As pro-growth as the three candidates are, however, none is perfect. Cruz has voted to continue egregious special-interest tax breaks for things like thoroughbred horses and speedways. Paul has expressed troubling misgivings about trade-promotion authority, which is essential for expanding free trade and free enterprise. Rubio has supported indefensible subsidies for the Florida sugar industry.

Each of the three candidates also has a different take on one of the most important economic issues of the campaign: tax reform. Cruz says he wants to abolish the Internal Revenue Service and replace it with a simple flat tax. Paul has called for cutting taxes for everyone, simplifying the code, and downsizing the IRS, and Rubio has proposed a middle-class-family tax cut that lowers rates and increases child deductions.

The three candidates say a great deal about today’s Republican party. Rubio and Paul were elected to the Senate in 2010, with Cruz joining them two years later. They were not the preferred Senate candidates of the party establishment in Washington or in their states. In fact, all three were strongly opposed by the establishment. All three are products of the grassroots movement toward limited government that swept the country beginning in 2010 and continues to shape it today.

#related#Perhaps most notable is how Senators Cruz, Paul, and Rubio have become vision carriers for the big ideas that will lead the GOP forward. Their place, as very serious candidates for president, says a lot about the dynamism of the conservative movement and the ability of skillful candidates with compelling personal stories and strong philosophical principles to overcome the political and financial barriers that traditional party leaders often throw in their way.

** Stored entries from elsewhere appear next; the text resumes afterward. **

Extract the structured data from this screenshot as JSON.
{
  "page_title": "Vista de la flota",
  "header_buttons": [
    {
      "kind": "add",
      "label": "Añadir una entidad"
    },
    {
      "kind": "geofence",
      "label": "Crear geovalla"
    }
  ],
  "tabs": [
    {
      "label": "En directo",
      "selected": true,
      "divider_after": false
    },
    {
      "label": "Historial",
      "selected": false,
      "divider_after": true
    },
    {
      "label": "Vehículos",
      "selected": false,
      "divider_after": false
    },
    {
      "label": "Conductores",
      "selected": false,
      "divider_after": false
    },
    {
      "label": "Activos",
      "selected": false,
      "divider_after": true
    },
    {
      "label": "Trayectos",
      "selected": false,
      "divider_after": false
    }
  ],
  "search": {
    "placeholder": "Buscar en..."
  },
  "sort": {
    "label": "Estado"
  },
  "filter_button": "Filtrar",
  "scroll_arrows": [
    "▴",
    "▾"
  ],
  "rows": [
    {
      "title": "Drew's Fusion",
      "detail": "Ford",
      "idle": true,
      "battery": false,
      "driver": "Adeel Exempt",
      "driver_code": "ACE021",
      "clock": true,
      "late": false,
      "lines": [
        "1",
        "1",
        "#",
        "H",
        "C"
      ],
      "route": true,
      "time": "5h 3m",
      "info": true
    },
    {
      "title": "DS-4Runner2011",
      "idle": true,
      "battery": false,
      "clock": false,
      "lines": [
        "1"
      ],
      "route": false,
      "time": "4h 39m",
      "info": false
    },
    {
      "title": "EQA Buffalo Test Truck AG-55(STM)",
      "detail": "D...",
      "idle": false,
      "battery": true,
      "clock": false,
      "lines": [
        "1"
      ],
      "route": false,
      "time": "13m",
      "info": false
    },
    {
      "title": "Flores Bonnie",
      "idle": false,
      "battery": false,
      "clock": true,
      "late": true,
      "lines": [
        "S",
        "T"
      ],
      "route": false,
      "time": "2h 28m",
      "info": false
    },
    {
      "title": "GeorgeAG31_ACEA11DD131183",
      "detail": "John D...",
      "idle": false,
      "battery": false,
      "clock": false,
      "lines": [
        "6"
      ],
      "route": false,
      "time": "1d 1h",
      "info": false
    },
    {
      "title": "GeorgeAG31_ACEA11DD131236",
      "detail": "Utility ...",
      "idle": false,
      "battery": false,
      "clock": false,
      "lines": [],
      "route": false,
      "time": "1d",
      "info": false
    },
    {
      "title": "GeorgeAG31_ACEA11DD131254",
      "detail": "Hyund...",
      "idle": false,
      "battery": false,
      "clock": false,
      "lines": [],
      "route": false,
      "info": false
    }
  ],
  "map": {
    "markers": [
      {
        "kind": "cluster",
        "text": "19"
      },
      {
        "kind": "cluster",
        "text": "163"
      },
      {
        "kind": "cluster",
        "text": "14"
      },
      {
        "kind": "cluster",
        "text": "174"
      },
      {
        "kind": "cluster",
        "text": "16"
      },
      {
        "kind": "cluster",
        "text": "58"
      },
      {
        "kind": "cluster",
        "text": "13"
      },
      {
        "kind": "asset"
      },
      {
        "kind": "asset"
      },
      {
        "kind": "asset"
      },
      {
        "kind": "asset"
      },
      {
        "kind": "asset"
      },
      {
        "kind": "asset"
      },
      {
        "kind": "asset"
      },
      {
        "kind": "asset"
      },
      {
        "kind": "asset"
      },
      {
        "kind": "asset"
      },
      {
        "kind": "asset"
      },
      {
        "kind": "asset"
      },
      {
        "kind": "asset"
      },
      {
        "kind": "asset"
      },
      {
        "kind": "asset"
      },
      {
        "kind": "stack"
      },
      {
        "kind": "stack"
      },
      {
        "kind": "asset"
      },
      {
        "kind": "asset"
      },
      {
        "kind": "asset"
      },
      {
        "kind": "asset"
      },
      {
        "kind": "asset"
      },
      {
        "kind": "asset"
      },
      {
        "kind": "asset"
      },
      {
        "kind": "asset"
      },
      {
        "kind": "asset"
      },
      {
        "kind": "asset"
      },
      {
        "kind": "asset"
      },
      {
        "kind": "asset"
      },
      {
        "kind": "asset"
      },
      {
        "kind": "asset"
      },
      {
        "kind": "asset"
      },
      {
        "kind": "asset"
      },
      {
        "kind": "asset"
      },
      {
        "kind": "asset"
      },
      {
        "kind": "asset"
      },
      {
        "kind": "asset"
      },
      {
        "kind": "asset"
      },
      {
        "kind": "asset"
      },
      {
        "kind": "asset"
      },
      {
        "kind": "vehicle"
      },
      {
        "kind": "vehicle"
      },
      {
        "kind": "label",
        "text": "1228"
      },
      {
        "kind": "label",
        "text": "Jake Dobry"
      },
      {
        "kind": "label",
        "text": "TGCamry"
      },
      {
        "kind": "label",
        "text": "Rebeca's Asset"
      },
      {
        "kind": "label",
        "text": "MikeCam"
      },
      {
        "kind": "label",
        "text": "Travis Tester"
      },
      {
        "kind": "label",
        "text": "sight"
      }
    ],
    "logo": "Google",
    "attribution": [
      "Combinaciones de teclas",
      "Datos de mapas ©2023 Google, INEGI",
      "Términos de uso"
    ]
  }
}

Their candidacies also say much about what could become the path of the GOP on fiscal policies going forward, and that’s very exciting from an economic-growth perspective.

In the 2000s, when Republicans controlled the White House and Congress, entitlements and discretionary spending exploded, as did outrageously wasteful earmarks. In the Obama era, Republican resistance to the hyper-expansion of the federal government has, at times, flagged, and even more often failed.

Under the leadership of a presidential nominee, not to mention a president, like Cruz, Paul, or Rubio, anything other than a full-scale move in a more pro-growth, limited-government direction would be hard to imagine. It has been a very long time since the same could be said about previous GOP presidential fields.

The presidential race will take numerous twists and turns in the months ahead. The Club for Growth is not making any endorsement today, and we will have much to say about other candidates once they join the field. But one thing is clear: The first three to throw their hats into the ring offer unusually inspiring options for voters, and that’s something to celebrate.